Brisbane poised for apartments awakening

Market fundamentals are aligning to entice investors into the Brisbane apartments market, with concerns of oversupply in certain areas dissipating, prompting developers to position themselves for an expected uptick in demand.

Brisbane inner city
Brisbane could soon have more towers emerging on its skyline as developers move on new projects. Photo: Shutterstock (Image source:

Market fundamentals are aligning to entice investors into the Brisbane apartments market, with concerns of oversupply in certain areas dissipating, prompting developers to position themselves for an expected uptick in demand.

For much of 2020, the well-documented flight to South East Queensland that occurred over the pandemic largely acted as a catalyst for transactions in apartment developments designed and catered towards owner-occupiers.

In 2021, future supply pipelines, rising rental yields and rental rates and steady interstate migration mean it is simply a matter of time before investors return to Brisbane en masse.

Data from property economics consultancy Urbis’ quarterly Apartments Essentials report showed at the end of September last year there was 20 projects under construction in Brisbane containing 2,382 apartments, a 26 per cent reduction on the previous year.

For the first three quarters of 2020 there were 1,283 apartments sold in Brisbane, a 167 per cent increase on the 480 apartments sold in the first three quarters of 2019, Urbis said.

Brisbane-based Urbis director Paul Riga told API Magazine that the apartments market was relatively tight, with new supply starting to be limited.

“We haven’t seen as much of the new stock come on, we just haven’t seen that replacement stock in the market,” Mr Riga said.

“But having said that, demand for new product hasn’t been excessive either. 

“It’s been tracking along and has been relatively resilient through the COVID period, but at the same time it is down on historically-high figures from around 2015 to 2017, where we saw a lot of transactions at scale coming through.”

Mr Riga said much of the transactions that had occurred over the past year had been dominated by owner-occupiers, with expats returning from overseas and interstate residents seeking a lifestyle change due to the pandemic.

But while the general buoyancy of the Brisbane housing market had resulted in sellers achieving high price points, Mr Riga said investors were yet to return to the apartments market.

“That’s where the real numbers in sales come from,” he said.

“In the last period that we had when there were high numbers of sales, investor buying was taking up 80 per cent, if not more, of the market. 

“We are yet to see that investor market come back. 

“There are favourable fundamentals at play when we look at where the market sits as far as levels of stock, rental growth is starting to come through now, which hasn’t been seen for a long time, there is a limited pipeline of projects coming out, although there has been approvals, but they’ve got to be built and that hasn’t happened.”

Mr Riga said the ultimate catalyst for investors to return would be more certainty around Queensland’s economy and potential jobs growth that would trigger another lift in population growth.

“We are looking at things like the tightness of the rental market, the vacancy levels, we are starting to see a low pipeline of future stock, there is a lot of investment in infrastructure and there are very low interest rates,” he said.

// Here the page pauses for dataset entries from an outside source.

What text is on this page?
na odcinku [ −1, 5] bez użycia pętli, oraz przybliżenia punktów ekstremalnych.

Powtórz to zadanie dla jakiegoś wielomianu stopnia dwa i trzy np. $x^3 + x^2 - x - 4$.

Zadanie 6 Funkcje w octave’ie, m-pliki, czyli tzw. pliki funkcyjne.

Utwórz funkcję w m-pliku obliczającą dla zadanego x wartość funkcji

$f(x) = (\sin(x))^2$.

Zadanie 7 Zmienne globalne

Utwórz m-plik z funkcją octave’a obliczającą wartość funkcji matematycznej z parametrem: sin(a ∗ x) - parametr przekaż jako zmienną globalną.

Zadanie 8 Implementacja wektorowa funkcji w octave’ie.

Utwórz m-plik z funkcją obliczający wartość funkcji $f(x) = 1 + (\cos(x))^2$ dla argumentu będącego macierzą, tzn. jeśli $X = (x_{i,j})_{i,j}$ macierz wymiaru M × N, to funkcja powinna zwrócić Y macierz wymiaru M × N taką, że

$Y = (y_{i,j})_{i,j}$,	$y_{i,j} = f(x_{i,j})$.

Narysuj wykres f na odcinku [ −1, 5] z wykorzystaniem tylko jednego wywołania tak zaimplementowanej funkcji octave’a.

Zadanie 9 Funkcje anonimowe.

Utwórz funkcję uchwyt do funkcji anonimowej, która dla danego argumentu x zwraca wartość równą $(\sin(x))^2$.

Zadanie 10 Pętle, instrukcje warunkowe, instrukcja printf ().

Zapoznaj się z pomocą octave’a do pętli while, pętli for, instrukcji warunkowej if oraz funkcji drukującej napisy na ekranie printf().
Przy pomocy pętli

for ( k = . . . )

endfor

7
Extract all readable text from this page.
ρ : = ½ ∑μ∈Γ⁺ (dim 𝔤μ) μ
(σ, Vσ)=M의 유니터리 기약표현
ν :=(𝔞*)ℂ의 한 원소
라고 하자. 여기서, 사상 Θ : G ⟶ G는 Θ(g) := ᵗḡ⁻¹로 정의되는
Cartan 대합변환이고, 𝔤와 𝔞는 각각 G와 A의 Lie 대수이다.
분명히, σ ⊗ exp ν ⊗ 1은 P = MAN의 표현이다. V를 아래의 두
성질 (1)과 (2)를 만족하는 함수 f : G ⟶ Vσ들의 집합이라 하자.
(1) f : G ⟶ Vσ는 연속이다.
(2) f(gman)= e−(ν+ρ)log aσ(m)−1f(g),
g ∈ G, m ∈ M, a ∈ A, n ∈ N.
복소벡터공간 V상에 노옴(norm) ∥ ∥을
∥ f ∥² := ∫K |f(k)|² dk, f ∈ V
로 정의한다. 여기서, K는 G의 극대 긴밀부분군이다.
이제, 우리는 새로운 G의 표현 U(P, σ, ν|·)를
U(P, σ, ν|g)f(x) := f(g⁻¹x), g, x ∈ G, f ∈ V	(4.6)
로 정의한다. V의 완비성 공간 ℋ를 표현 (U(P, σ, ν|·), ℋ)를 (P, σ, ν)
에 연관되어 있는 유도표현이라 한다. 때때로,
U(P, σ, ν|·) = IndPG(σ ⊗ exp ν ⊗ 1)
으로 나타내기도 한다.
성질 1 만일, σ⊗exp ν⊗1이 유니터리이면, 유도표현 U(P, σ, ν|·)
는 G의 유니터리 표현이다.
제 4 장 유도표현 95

“We are seeing a lot of boxes being ticked and there are a lot of positive factors there. What we need to see is a bit more of a kick along of population growth, a bit more certainty around economic and employment conditions, and I think those drivers will get that market moving again.

“For us, in Brisbane and Queensland, we are probably more focused on what the interstate migration pattern looks like, but it is affected by the fact that overseas borders have been shut and the level of overseas migration isn’t spiking in other capital cities. 

“It will be a catalyst for that, but I think prior to that happening we will see the need for investors to come back into Brisbane.

“Rental yields are starting to grow into the 5s again, and that was where we were back in 2014-15 when there was really low supply in the market before the boom kicked off.”

An emerging challenge for investors, however, is build-to-rent developments.

Last month, the Queensland state government announced it was expanding the scope of its build-to-rent pilot program, adding two new projects designed to deliver affordable rental properties to the market.

Two build-to-rent developments were approved in 2020, comprising a 333-unit complex in Newstead to be delivered by Mirvac, in addition to a 354-apartment tower in Fortitude Valley which will be developed by Frasers Property Australia.

“What we are seeing coming in to help supply the market is a bit more interest around the build to rent space,” Mr Riga said.

“That will be competition for the mum and dad investor - that product is coming and the build-to-sell market, when it does turn on, it will have to deal with the supply of build-to-rent. 

“It is something investors will have to factor in - it’s just a matter of how quickly that product will come to market and at what scale it will come at. 

“It’s like any competition, it’s not just that they have to be aware of just the BTR product, they have to be aware of everything that’s around them.

“Whether it is build-to-sell or build-to-rent, investors will have to be wary that there could potentially be supply in certain areas. 

“What we always say when we guide our clients who are the developers or the asset holders, is it is all about doing the research first, understanding what the competition is, what is going on around you, what are those key drivers, and that gives an indication as to what you are up against and the level of long-term, sustainable growth your product that you’ve purchased might be able to present.”